"Watch" Dan Pink's Book: DRIVE
Do we really know what motivates us? In the TED video below, Daniel Pink plays with our minds, challenging our notions of what makes us do more (or less) than we ever thought we would want to do.
It also gives us a glimpse into his book: DRIVE. "There is a mismatch between what science knows and what business does" is the theme of this talk, dispelling the "alarming assumptions and protocols built around carrot and stick" incentives and rewards.
Instead, Pink outlines three key motivators: autonomy, sense of mastery and sense of purpose.
Pink is author of a classic and influential best-seller, A Whole New Mind, praised by Tom Peters as "a miracle," and by New York Times columnist Tom Friedman as "my favorite business book". This book hails the critical importance of creative right- brain talent and skills (Design, Story, Symphony, Empathy, Play, Meaning), as they relate to a post-industrial, global, tech-centric world. It's message is as relevant as ever.
Using behavioral science studies and evidence-based research to back up his findings for DRIVE, Pink lets us know he's not messing around - that these "facts" are not some touchy-feely hunch. He slams extrinsic motivators, declaring that studies prove "higher incentives led to worse performance" because they actually block and dull creativity. These type of rewards work best for routine, rule-based, easy to automate tasks, such as assembly line work.
According to Pink, intrinsic motivation - connected to interests, passions, and so importantly, the larger sense of purpose and "how it matters" in the bigger picture - is the far more powerful motivator.

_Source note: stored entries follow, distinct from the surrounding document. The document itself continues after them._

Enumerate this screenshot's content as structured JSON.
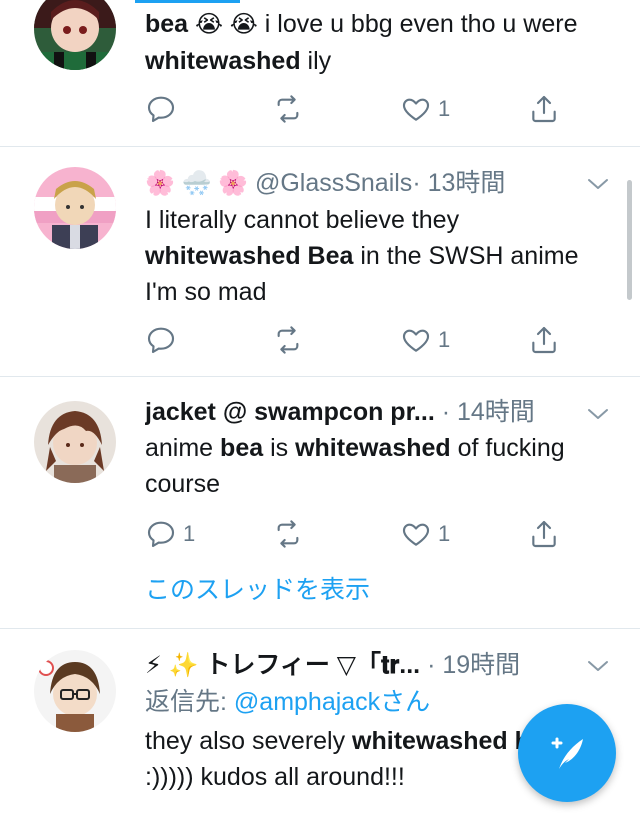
{
  "colors": {
    "accent": "#1da1f2",
    "text": "#14171a",
    "muted": "#657786",
    "divider": "#e1e8ed"
  },
  "tweets": [
    {
      "name": "bea",
      "name_emoji": "😭 😭",
      "text_parts": [
        "i love u bbg even tho u were ",
        "whitewashed",
        " ily"
      ],
      "reply_count": "",
      "like_count": "1"
    },
    {
      "name_emoji": "🌸 🌨️ 🌸",
      "handle": "@GlassSnails",
      "time": "· 13時間",
      "text_parts": [
        "I literally cannot believe they ",
        "whitewashed Bea",
        " in the SWSH anime I'm so mad"
      ],
      "reply_count": "",
      "like_count": "1"
    },
    {
      "name": "jacket @ swampcon pr...",
      "time": "· 14時間",
      "text_parts": [
        "anime ",
        "bea",
        " is ",
        "whitewashed",
        " of fucking course"
      ],
      "reply_count": "1",
      "like_count": "1",
      "thread_link": "このスレッドを表示"
    },
    {
      "name_emoji": "⚡ ✨",
      "name": "トレフィー ▽「𝐭𝐫...",
      "time": "· 19時間",
      "reply_prefix": "返信先: ",
      "reply_handle": "@amphajackさん",
      "text_parts": [
        "they also severely ",
        "whitewashed",
        " ",
        "bea",
        " :))))) kudos all around!!!"
      ]
    }
  ],
  "icons": [
    "reply-icon",
    "retweet-icon",
    "like-icon",
    "share-icon",
    "chevron-down-icon",
    "compose-icon"
  ]
}
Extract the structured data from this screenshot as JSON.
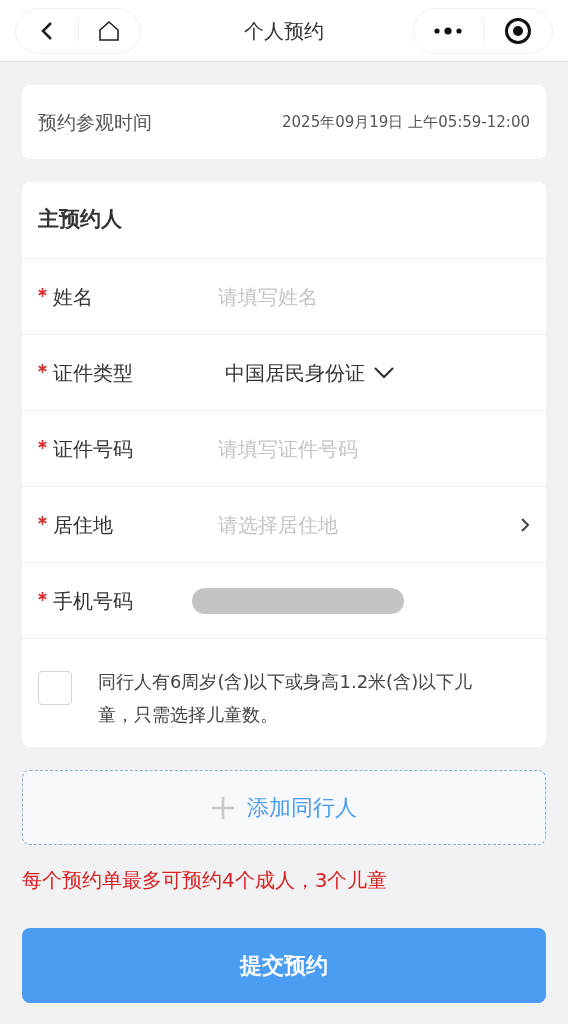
{
  "nav": {
    "title": "个人预约"
  },
  "visit_time": {
    "label": "预约参观时间",
    "value": "2025年09月19日 上午05:59-12:00"
  },
  "main_person": {
    "title": "主预约人",
    "fields": [
      {
        "kind": "input",
        "required": true,
        "label": "姓名",
        "placeholder": "请填写姓名"
      },
      {
        "kind": "select",
        "required": true,
        "label": "证件类型",
        "value": "中国居民身份证"
      },
      {
        "kind": "input",
        "required": true,
        "label": "证件号码",
        "placeholder": "请填写证件号码"
      },
      {
        "kind": "picker",
        "required": true,
        "label": "居住地",
        "placeholder": "请选择居住地"
      },
      {
        "kind": "redacted",
        "required": true,
        "label": "手机号码"
      }
    ],
    "child_option": {
      "checked": false,
      "text": "同行人有6周岁(含)以下或身高1.2米(含)以下儿童，只需选择儿童数。"
    }
  },
  "add_companion": {
    "label": "添加同行人"
  },
  "notice": "每个预约单最多可预约4个成人，3个儿童",
  "submit": {
    "label": "提交预约"
  }
}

When it comes to real business situations today - how to solve this problem, how to adapt to this new situation - intrinsic delivers the "knock-out" punch to extrinsic motivation, hands down.
While Pink's talk revolves around how we operate in business, why not apply these science-based findings toward kids' motivation and learning? If we did, then could one expect that for routine, rule-based student tasks like rote memorization, extrinsic motivators such as grades and test scores work as a motivator? Should we also expect that as we go up the cognitive skill ladder to more complex tasks such as real problem solving, are we using the wrong motivators that are actually stifling creativity, further exploration and innovation? And, worse yet, real motivation to learn more?
Clearly, fear is always a motivator. So, is loathing. But, that is another book entirely.